In fact, I’d say the American bailout is cheap compared to the FDR’s first 100-day signature laws in that its price of $ 1.9 trillion is compared to the mere $ 10 billion (in inflation-adjusted dollars) that Congress in the earliest period of the year dwarfs New Business. The challenge is very different – a global economic crisis and the associated unemployment and unrest over a health crisis and its economic impact – but the ambitions are of similar magnitude.

Indeed, the story of this bill could be the story of Biden’s opposition to austerity for much of the past decade, as well as the anti-aid paradigm he helped shape when he was Senator in 1988 before “Welfare Mothers Driving Luxury Cars “And voted in 1996 to make the so-called welfare reform a reality.

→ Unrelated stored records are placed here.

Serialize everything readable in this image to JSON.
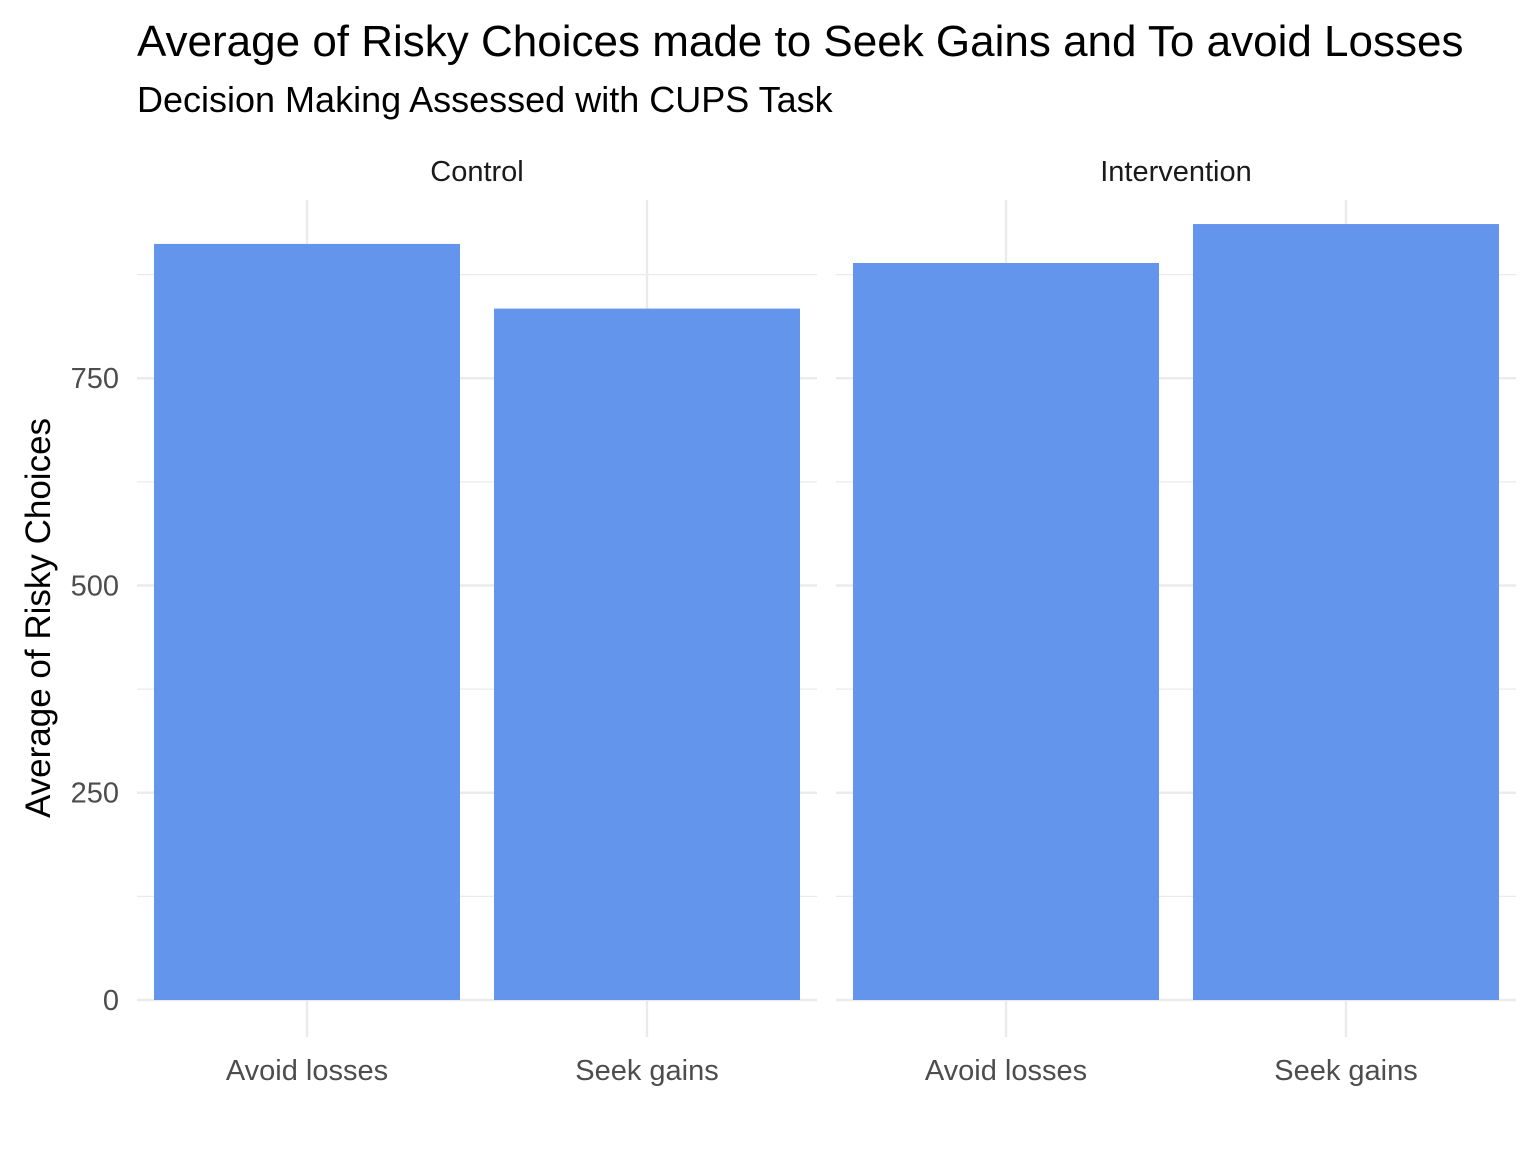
{
  "chart_data": {
    "type": "bar",
    "title": "Average of Risky Choices made to Seek Gains and To avoid Losses",
    "subtitle": "Decision Making Assessed with CUPS Task",
    "ylabel": "Average of Risky Choices",
    "xlabel": "",
    "ylim": [
      0,
      965
    ],
    "y_ticks": [
      0,
      250,
      500,
      750
    ],
    "y_tick_labels": [
      "0",
      "250",
      "500",
      "750"
    ],
    "categories": [
      "Avoid losses",
      "Seek gains"
    ],
    "bar_color": "#6495ED",
    "grid": true,
    "panels": [
      {
        "name": "Control",
        "values": [
          912,
          834
        ]
      },
      {
        "name": "Intervention",
        "values": [
          889,
          936
        ]
      }
    ]
  }
}
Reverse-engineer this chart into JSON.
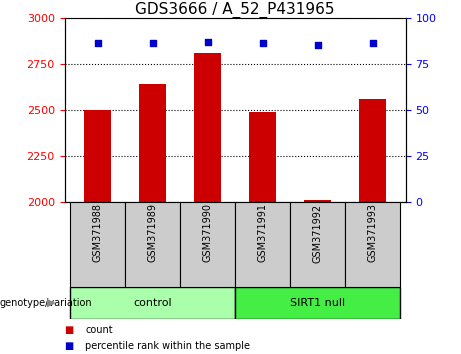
{
  "title": "GDS3666 / A_52_P431965",
  "samples": [
    "GSM371988",
    "GSM371989",
    "GSM371990",
    "GSM371991",
    "GSM371992",
    "GSM371993"
  ],
  "counts": [
    2500,
    2640,
    2810,
    2490,
    2010,
    2560
  ],
  "percentiles": [
    86,
    86,
    87,
    86,
    85,
    86
  ],
  "ylim_left": [
    2000,
    3000
  ],
  "ylim_right": [
    0,
    100
  ],
  "yticks_left": [
    2000,
    2250,
    2500,
    2750,
    3000
  ],
  "yticks_right": [
    0,
    25,
    50,
    75,
    100
  ],
  "bar_color": "#cc0000",
  "dot_color": "#0000cc",
  "bar_bottom": 2000,
  "groups": [
    {
      "label": "control",
      "start": 0,
      "end": 3,
      "color": "#aaffaa"
    },
    {
      "label": "SIRT1 null",
      "start": 3,
      "end": 6,
      "color": "#44ee44"
    }
  ],
  "genotype_label": "genotype/variation",
  "legend_count_label": "count",
  "legend_percentile_label": "percentile rank within the sample",
  "plot_bg_color": "#ffffff",
  "sample_header_color": "#cccccc",
  "title_fontsize": 11,
  "tick_fontsize": 8,
  "sample_fontsize": 7
}
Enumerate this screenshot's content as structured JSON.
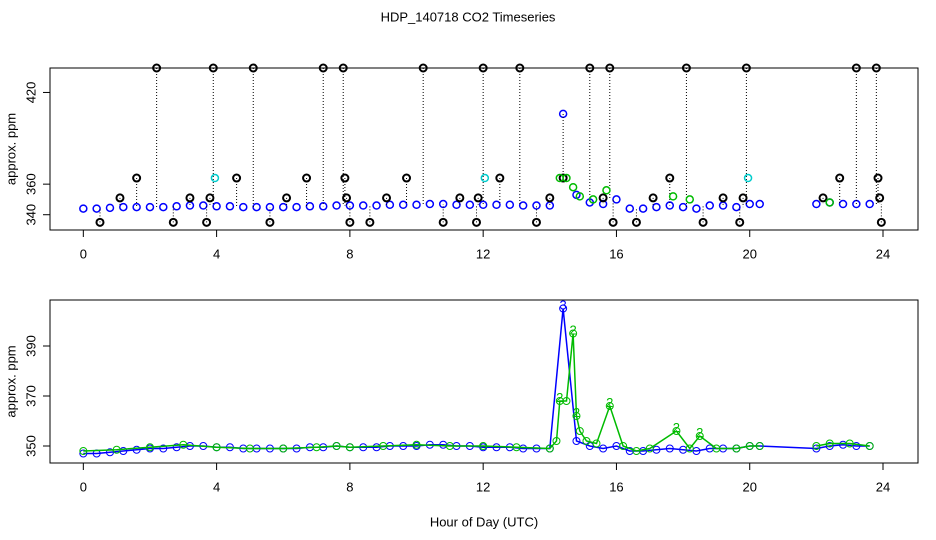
{
  "chart_data": [
    {
      "type": "scatter",
      "title": "HDP_140718  CO2 Timeseries",
      "ylabel": "approx. ppm",
      "xlim": [
        -1,
        25.05
      ],
      "xticks": [
        0,
        4,
        8,
        12,
        16,
        20,
        24
      ],
      "ylim": [
        330,
        436
      ],
      "yticks": [
        340,
        360,
        420
      ],
      "series": [
        {
          "color": "#0000ff",
          "x": [
            0,
            0.4,
            0.8,
            1.2,
            1.6,
            2,
            2.4,
            2.8,
            3.2,
            3.6,
            4,
            4.4,
            4.8,
            5.2,
            5.6,
            6,
            6.4,
            6.8,
            7.2,
            7.6,
            8,
            8.4,
            8.8,
            9.2,
            9.6,
            10,
            10.4,
            10.8,
            11.2,
            11.6,
            12,
            12.4,
            12.8,
            13.2,
            13.6,
            14,
            14.4,
            14.8,
            15.2,
            15.6,
            16,
            16.4,
            16.8,
            17.2,
            17.6,
            18,
            18.4,
            18.8,
            19.2,
            19.6,
            20,
            20.3,
            22,
            22.4,
            22.8,
            23.2,
            23.6
          ],
          "values": [
            344,
            344,
            344.5,
            345,
            345,
            345,
            345,
            345.5,
            346,
            346,
            345.5,
            345.5,
            345,
            345,
            345,
            345,
            345,
            345.5,
            345.5,
            346,
            346,
            346,
            346,
            346.5,
            346.5,
            346.5,
            347,
            347,
            346.5,
            346.5,
            346.5,
            346.5,
            346.5,
            346,
            346,
            346,
            406,
            353,
            348,
            347,
            350,
            344,
            344,
            345,
            346,
            345,
            344,
            346,
            346,
            345,
            347,
            347,
            347,
            348,
            347,
            347,
            347
          ]
        },
        {
          "color": "#000000",
          "drop_lines": true,
          "x": [
            0.5,
            1.1,
            1.6,
            2.2,
            2.7,
            3.2,
            3.7,
            3.8,
            3.9,
            4.6,
            5.1,
            5.6,
            6.1,
            6.7,
            7.2,
            7.8,
            7.85,
            7.9,
            8,
            8.6,
            9.1,
            9.7,
            10.2,
            10.8,
            11.3,
            11.8,
            11.85,
            12,
            12.5,
            13.1,
            13.6,
            14,
            14.4,
            15.2,
            15.6,
            15.8,
            15.9,
            16.6,
            17.1,
            17.6,
            18.1,
            18.6,
            19.2,
            19.7,
            19.8,
            19.9,
            22.2,
            22.7,
            23.2,
            23.8,
            23.85,
            23.9,
            23.95
          ],
          "values": [
            335,
            351,
            364,
            436,
            335,
            351,
            335,
            351,
            436,
            364,
            436,
            335,
            351,
            364,
            436,
            436,
            364,
            351,
            335,
            335,
            351,
            364,
            436,
            335,
            351,
            335,
            351,
            436,
            364,
            436,
            335,
            351,
            364,
            436,
            351,
            436,
            335,
            335,
            351,
            364,
            436,
            335,
            351,
            335,
            351,
            436,
            351,
            364,
            436,
            436,
            364,
            351,
            335
          ]
        },
        {
          "color": "#00cccc",
          "x": [
            3.95,
            12.05,
            19.95
          ],
          "values": [
            364,
            364,
            364
          ]
        },
        {
          "color": "#00bb00",
          "x": [
            14.3,
            14.5,
            14.7,
            14.9,
            15.3,
            15.7,
            17.7,
            18.2,
            22.4
          ],
          "values": [
            364,
            364,
            358,
            352,
            350,
            356,
            352,
            350,
            348
          ]
        }
      ]
    },
    {
      "type": "line",
      "ylabel": "approx. ppm",
      "xlabel": "Hour of Day (UTC)",
      "xlim": [
        -1,
        25.05
      ],
      "xticks": [
        0,
        4,
        8,
        12,
        16,
        20,
        24
      ],
      "ylim": [
        343.2,
        408.4
      ],
      "yticks": [
        350,
        370,
        390
      ],
      "series": [
        {
          "color": "#0000ff",
          "x": [
            0,
            0.4,
            0.8,
            1.2,
            1.6,
            2,
            2.4,
            2.8,
            3.2,
            3.6,
            4,
            4.4,
            4.8,
            5.2,
            5.6,
            6,
            6.4,
            6.8,
            7.2,
            7.6,
            8,
            8.4,
            8.8,
            9.2,
            9.6,
            10,
            10.4,
            10.8,
            11.2,
            11.6,
            12,
            12.4,
            12.8,
            13.2,
            13.6,
            14,
            14.4,
            14.8,
            15.2,
            15.6,
            16,
            16.4,
            16.8,
            17.2,
            17.6,
            18,
            18.4,
            18.8,
            19.2,
            19.6,
            20,
            20.3,
            22,
            22.4,
            22.8,
            23.2,
            23.6
          ],
          "values": [
            347,
            347,
            347.5,
            348,
            348.5,
            349,
            349,
            349.5,
            350,
            350,
            349.5,
            349.5,
            349,
            349,
            349,
            349,
            349,
            349.5,
            349.5,
            350,
            349.5,
            349.5,
            349.5,
            350,
            350,
            350,
            350.5,
            350.5,
            350,
            350,
            349.5,
            349.5,
            349.5,
            349,
            349,
            349,
            405,
            352,
            350,
            349,
            350,
            348,
            348,
            348.5,
            349,
            348.5,
            348,
            349,
            349,
            349,
            350,
            350,
            349,
            350,
            350.5,
            350,
            350
          ]
        },
        {
          "color": "#00bb00",
          "x": [
            0,
            1,
            2,
            3,
            4,
            5,
            6,
            7,
            7.6,
            8,
            9,
            10,
            11,
            12,
            13,
            14,
            14.2,
            14.3,
            14.5,
            14.7,
            14.8,
            14.9,
            15.1,
            15.4,
            15.8,
            16.2,
            16.6,
            17,
            17.8,
            18.2,
            18.5,
            19,
            19.6,
            20,
            20.3,
            21,
            22,
            22.4,
            23,
            23.6
          ],
          "values": [
            348,
            348.5,
            349.5,
            350.5,
            349.5,
            349,
            349,
            349.5,
            350,
            349.5,
            350,
            350.5,
            350,
            350,
            349.5,
            349,
            352,
            368,
            368,
            395,
            362,
            356,
            352,
            351,
            366,
            350,
            348,
            349,
            356,
            349,
            354,
            349,
            349,
            350,
            350,
            null,
            350,
            351,
            351,
            350
          ]
        }
      ],
      "point_labels": [
        {
          "text": "3",
          "x": 14.4,
          "y": 406,
          "color": "#0000ff"
        },
        {
          "text": "2",
          "x": 14.7,
          "y": 396,
          "color": "#00bb00"
        },
        {
          "text": "2",
          "x": 14.3,
          "y": 369,
          "color": "#00bb00"
        },
        {
          "text": "2",
          "x": 14.8,
          "y": 363,
          "color": "#00bb00"
        },
        {
          "text": "2",
          "x": 15.8,
          "y": 367,
          "color": "#00bb00"
        },
        {
          "text": "2",
          "x": 17.8,
          "y": 357,
          "color": "#00bb00"
        },
        {
          "text": "2",
          "x": 18.5,
          "y": 355,
          "color": "#00bb00"
        }
      ]
    }
  ]
}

The American rescue plan is just a start. Since the administration has been constrained by the budgetary vote process, many of its provisions need to be made permanent. That said, there is still a lot of work left for the Biden government and the democratic majorities that currently exist in Congress. Much of it depends on whether the Senate will reform itself to allow a majority.

Even so, we can and should recognize that, as Biden once said of Obamacare, this bill is a very big deal for the country. And we can at least be a little amazed at the course of his political career as this accomplished, centrist and proud bipartisan dealmaker begins to move in somewhat unexpected directions.

Jamelle Bouie | The New York Times

Jamelle Bouie is an Op-Ed columnist for the New York Times.